Tip1: consider an independent party
Sometimes when you are selling a company, buyers request that you send them the software in advance so that they can do a due diligence on it. If the software is valuable you obviously do not want to do this. If no deal is closed, the potential buyer could become a competitor and you do not want them to have access to your software. The best way to get around this, is by proposing that the software due diligence is done by an independent party. I work with the Software Improvement Group, where we have done many independent and objective software assessments, in many European countries (The Netherlands, Greece, Denmark, UK and Germany). At SIG we use a software lab to make sure we can cover many different technologies. Another company that does audits is Black Duck software.
Depending on the size of the deal, you can also ask an independent professional. In this case, you must check that the individual has knowledge of the relevant technologies.
Tip 2: agree to a due diligence, but at the end
Buyers may want to do a due diligence before closing negotiations, for instance so they can use any negative outcomes to lower the price. This is not helpful, because it slows the negotiation process: a software due diligence leads to many detailed findings that will have to be interpreted by both parties.
Refusing to have a due diligence on software you own is definitely a right that you have as a seller. However, this does not help in building confidence in your software or closing the deal. Instead, you can agree in the final agreement that a software due diligence will be done and that the seller can reconsider the deal if major risks are found. This way, the software due diligence does not slow the negotiation down.
Tip 3: ask the right questions
A big risk of any software review is that technical findings are misinterpreted and become major issues in the minds of nontechnical managers. Any significant software system will have ‘format errors’, ‘illegal exceptions’ and ‘suboptimal queries’. This does not mean that the software is not suitable. To prevent this problem, make sure that the software due diligence is aimed at answering a limited set of relevant business-level questions. Good questions for instance are:
- What, if any, defects can be found in the software that require more than 1 FTE in repair effort?
- Does the software have any quality issues that affect the business case by more than € 100k?
- If any significant risks can be found related to the software, how can the future maintenance team resolve or handle these risks?
Having such questions will make sure that all recepients of the due diligence report will draw the same conclusions about the business consequences of any findings.
Tip 4: install a deadline
Make sure you limit the total throughput time of any due diligence effort on the software, for instance by agreeing that the buyer has until February 1st to complete any due diligence activities. By setting a deadline you make sure the process keeps moving.

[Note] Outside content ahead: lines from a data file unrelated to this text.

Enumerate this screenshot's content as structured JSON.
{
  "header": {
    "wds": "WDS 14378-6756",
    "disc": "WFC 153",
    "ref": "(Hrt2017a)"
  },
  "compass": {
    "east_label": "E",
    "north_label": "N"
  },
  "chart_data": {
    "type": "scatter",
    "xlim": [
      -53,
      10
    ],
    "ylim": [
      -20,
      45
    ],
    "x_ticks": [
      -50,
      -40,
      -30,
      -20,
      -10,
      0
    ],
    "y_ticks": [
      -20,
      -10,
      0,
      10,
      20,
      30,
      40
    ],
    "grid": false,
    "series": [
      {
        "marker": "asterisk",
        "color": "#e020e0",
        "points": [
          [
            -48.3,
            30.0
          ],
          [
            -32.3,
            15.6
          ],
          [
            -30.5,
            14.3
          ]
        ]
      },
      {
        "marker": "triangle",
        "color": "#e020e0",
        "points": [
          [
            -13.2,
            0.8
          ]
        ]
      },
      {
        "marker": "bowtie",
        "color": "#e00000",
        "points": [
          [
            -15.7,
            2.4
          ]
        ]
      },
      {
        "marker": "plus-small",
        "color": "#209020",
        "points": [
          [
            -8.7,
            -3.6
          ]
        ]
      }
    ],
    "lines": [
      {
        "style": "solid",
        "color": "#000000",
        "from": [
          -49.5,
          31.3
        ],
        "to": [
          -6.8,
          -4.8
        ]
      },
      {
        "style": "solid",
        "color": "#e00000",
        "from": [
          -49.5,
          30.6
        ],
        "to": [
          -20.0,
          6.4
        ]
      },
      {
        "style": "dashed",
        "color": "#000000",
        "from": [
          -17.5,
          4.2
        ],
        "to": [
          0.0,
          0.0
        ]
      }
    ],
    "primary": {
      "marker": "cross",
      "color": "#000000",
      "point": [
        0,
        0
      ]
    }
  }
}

Tip 5: ask for the results
If you allow an expert to look at your software, insist that you also get a copy of the final presentation or report. This allows you to check that the investigator was competent and has indeed only focused on the relevant questions. If necessary, you can provide explanations for any unusual findings.
These tips should help you to get the due diligence done and complete the deal. In many cases, the fact that you are willing to participate will already indicate to the buyer that you trust your own software. And if not, remember that due diligences are just like police traffic checks. Annoying if you get help up by one, but very useful in general.